Most people in rich countries are paid more than they should be. The wages of workers in rich countries are often inflated by protectionism, immigration controls, and intellectual property rights.
The washing machine has changed the world more than the internet has. The internet may have revolutionized communication and information, but the washing machine has freed up millions of hours of labor, especially for women.
Assume the worst about people and you get the worst. If we design economic policies based on the assumption that people are selfish and irrational, we will create a society that encourages such behavior.
Greater macroeconomic stability has not made the world economy more stable. The pursuit of low inflation and fiscal discipline has reduced the ability of governments to respond to shocks and crises.
Free-market policies rarely make poor countries rich. Most rich countries became rich by using protectionist and interventionist policies, not by following free trade and laissez-faire.
Capital has a nationality. Globalization has not erased the importance of national borders and cultures. Capital still flows mostly within national boundaries, and national policies can affect its mobility and performance.
We do not live in a post-industrial age. Manufacturing still matters for economic development and prosperity. Services cannot replace manufacturing as the engine of growth.
The US does not have the highest living standard in the world. The US may have a high GDP per capita, but it also has high inequality, low social mobility, poor health care, and low life expectancy.
Africa is not destined for underdevelopment. Africa has been held back by colonialism, slavery, unfair trade, debt, corruption, and bad governance. But it also has enormous potential and diversity.

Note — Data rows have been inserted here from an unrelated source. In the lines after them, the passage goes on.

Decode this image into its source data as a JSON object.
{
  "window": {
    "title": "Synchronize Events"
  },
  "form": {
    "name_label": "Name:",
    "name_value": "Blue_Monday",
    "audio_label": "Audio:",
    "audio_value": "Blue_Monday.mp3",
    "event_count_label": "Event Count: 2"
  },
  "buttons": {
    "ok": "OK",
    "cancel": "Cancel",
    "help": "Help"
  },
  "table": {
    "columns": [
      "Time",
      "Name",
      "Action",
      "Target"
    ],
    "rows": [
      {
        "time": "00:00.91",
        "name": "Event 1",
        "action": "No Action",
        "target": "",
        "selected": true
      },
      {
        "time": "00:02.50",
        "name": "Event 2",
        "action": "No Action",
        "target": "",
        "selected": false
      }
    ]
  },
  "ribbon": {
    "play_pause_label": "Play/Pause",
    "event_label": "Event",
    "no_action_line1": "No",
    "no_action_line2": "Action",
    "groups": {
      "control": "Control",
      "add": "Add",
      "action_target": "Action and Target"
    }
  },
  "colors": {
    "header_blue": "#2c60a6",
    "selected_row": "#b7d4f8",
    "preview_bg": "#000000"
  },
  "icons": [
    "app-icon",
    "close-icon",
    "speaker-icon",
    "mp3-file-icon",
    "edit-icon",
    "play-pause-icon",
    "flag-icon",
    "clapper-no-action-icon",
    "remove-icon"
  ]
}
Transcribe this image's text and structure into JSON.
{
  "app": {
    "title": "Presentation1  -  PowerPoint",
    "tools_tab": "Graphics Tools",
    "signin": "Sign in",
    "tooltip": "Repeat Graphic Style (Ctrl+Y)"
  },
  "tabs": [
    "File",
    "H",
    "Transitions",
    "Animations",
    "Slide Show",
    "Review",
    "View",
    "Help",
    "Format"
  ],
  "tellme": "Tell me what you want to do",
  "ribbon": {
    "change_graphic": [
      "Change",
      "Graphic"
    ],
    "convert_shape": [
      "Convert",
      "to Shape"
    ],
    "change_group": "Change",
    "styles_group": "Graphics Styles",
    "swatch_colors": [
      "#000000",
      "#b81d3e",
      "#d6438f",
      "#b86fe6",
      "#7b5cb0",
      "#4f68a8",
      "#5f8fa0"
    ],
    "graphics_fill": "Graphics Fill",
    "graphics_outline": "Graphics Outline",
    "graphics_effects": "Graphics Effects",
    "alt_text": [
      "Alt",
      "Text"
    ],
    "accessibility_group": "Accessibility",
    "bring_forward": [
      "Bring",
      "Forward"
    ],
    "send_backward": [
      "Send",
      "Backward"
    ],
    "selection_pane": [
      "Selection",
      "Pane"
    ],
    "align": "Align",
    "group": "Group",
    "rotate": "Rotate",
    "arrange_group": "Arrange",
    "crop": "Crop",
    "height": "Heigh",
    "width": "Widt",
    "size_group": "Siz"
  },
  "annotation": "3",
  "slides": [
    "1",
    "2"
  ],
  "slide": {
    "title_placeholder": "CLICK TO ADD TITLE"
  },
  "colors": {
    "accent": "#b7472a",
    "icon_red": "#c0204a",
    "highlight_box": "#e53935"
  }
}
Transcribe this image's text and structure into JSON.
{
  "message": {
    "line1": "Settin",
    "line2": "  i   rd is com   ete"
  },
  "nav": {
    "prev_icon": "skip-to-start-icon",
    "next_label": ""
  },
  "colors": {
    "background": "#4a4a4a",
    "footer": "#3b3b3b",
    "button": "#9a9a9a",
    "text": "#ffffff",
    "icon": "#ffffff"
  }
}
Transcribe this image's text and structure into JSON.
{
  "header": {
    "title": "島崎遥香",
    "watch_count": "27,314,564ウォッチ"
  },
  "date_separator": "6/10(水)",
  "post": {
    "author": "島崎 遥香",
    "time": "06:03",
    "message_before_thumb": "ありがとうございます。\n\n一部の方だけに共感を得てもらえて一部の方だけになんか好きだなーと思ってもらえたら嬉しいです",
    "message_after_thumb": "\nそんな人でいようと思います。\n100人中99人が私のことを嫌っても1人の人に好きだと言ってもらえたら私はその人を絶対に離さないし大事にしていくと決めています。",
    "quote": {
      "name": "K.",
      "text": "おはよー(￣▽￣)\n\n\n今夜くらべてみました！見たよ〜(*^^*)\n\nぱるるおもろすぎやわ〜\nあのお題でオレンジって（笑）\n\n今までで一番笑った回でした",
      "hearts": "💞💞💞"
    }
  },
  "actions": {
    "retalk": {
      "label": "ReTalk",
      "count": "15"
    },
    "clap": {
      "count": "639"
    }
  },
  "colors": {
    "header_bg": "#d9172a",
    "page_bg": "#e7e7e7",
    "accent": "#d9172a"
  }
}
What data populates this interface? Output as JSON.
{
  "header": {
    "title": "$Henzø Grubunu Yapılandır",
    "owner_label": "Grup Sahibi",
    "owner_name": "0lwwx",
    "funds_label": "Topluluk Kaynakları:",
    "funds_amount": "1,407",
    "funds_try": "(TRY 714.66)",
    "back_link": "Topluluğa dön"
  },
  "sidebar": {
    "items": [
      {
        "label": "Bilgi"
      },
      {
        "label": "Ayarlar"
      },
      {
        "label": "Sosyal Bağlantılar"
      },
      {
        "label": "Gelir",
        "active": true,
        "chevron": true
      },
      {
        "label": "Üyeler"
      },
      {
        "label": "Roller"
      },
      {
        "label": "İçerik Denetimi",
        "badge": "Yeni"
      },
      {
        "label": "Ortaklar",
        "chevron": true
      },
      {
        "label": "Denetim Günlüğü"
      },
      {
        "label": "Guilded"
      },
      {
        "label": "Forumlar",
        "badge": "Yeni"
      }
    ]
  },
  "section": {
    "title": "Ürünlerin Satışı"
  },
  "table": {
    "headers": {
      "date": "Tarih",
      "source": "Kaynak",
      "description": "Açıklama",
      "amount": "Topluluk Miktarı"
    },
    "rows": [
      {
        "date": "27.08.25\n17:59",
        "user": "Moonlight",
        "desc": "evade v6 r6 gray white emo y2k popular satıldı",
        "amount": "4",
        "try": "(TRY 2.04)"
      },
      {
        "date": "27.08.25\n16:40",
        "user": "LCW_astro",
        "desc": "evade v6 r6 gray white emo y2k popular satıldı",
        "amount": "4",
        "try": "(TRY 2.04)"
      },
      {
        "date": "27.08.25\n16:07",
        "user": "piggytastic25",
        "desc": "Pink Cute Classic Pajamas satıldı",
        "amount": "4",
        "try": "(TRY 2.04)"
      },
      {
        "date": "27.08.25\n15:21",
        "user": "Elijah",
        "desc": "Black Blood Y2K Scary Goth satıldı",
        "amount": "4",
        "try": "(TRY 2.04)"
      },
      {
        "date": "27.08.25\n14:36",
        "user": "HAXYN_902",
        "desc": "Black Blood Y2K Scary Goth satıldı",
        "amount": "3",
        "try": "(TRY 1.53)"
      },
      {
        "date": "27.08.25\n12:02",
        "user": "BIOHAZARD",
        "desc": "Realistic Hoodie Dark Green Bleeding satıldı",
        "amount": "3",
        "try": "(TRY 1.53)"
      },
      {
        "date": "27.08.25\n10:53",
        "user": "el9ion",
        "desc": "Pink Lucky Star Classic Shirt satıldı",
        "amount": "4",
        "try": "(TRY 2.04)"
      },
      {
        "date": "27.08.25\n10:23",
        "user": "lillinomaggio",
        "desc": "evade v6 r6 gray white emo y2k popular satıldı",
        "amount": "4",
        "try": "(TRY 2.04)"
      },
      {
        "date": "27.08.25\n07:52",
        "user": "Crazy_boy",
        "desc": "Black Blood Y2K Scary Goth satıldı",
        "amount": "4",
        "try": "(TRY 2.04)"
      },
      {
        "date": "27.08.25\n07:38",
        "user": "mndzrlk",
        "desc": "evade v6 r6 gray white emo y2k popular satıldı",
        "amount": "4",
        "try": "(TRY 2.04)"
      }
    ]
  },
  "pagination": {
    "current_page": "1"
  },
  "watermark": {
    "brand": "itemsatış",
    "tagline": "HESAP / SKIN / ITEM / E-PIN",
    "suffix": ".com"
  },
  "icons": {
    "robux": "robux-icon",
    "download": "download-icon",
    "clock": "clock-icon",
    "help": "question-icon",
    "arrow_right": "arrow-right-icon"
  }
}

Governments can pick winners. Industrial policy can be effective in promoting economic development and innovation, if done properly.
Making rich people richer doesn't make the rest of us richer. Trickle-down economics does not work. Inequality can hamper growth, democracy, and social cohesion.
US managers are overpriced. The high salaries of US CEOs are not justified by their performance or contribution to society. They are largely determined by market power and social norms.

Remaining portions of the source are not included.